POEM: Her Beatify Regime

She offered her life for others
Occupying the known and unknown
In a humanity so rare
As a piece of raw flesh
Nourishing friend and faux akin
Wear life and dead meet
Sow mysteriously
Anew humanity
Becoming
In awe weighs
With winsome
And grace
Waiving her rights
In the face of unseemly fortunes
And a parent fate
Like in experienced chide
Passing into a door
A mist reluctant fallowers
Wont to cling too
A certain fate
For what remains
Secrets of eternal youth
Borne again
A head of her times
And a big art for all
Letting go of earthly flatter
As some age ode flyer
Hanging round
Until taken down
By pluckers of all forms
In that primeval
Of wrongs and rites
Rising once more
As ballads fly
As so many
Untried convictions
So long side
In dis belief
As refuse
The un-altar-Abel
Steaking won’s claim
From whence I live
As never never land
Un-till
We meat again

This poem is yet another ode to feminine virtues, as a mother’s patient strength and wisdom that fights fiercely and elegantly for all of earth’s children, sacrificing many earthly pursuits to give rise to not a little heaven on earth.  This poem plays with issues of both inner beauty and outer beauty, as inner beauty incarnates itself into the outer world, making the world both more beautiful and us grateful for the beauty ever-present before us.  Inner beauty is real — not merely sentiment — bursting into creation, fulfilling our inborn desire to be beautiful and share that beauty with others.  This grace and elegance in the face of ignorance and cruelty is the heart of nonviolent living, recognizing and paying tribute with one’s life to the transcendent superiority of love over hate and service over domination.

This poem has allusions to a heavenly afterlife.  The time is always right to do what is right -- Martin Luther King, Jr. quote.I am not a big fan of heaven as some delayed reward, some divine carrot, to get us to behave well on earth.  Rather, the heavenly allusions are to poetically lift up the triumph of life over death, the ultimate affirmation of good as stronger than evil.
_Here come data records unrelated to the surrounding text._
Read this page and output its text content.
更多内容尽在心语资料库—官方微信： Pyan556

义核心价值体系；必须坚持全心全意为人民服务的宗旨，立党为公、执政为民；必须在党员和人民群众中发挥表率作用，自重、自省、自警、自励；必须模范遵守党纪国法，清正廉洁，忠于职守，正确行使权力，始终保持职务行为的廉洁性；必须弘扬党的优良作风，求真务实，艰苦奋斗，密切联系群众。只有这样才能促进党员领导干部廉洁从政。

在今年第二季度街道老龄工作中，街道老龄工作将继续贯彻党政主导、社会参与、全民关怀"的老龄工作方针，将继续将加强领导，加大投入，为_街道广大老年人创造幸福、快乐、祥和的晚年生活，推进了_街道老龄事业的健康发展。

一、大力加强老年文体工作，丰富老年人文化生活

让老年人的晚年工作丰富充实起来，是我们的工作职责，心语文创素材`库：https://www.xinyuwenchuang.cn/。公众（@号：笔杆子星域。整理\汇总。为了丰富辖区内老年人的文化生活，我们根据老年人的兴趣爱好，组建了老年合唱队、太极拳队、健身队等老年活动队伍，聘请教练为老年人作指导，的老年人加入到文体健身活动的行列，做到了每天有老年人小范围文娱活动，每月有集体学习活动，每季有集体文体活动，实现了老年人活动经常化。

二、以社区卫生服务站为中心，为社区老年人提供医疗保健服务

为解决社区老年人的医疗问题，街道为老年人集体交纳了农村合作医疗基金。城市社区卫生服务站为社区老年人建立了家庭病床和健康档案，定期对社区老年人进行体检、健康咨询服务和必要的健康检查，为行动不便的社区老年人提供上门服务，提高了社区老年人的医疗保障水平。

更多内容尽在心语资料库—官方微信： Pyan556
Plus, I have a more seamless view of the good as good in itself and inevitably offering good up to all residing here and now in the earthly plane.  Justice is just because it is just.  As Martin Luther King, Jr. reminded us, “The time is always right to do what is right.”  Still, while I am agnostic regarding any specifics of any afterlife, I have experienced enough profound serendipities in my life that any pleasant surprises would be entirely congruent with my experience of life.  May you do the right thing now, accept the great gifts ever-present before you, and expect to be pleasantly surprised as the future unfolds.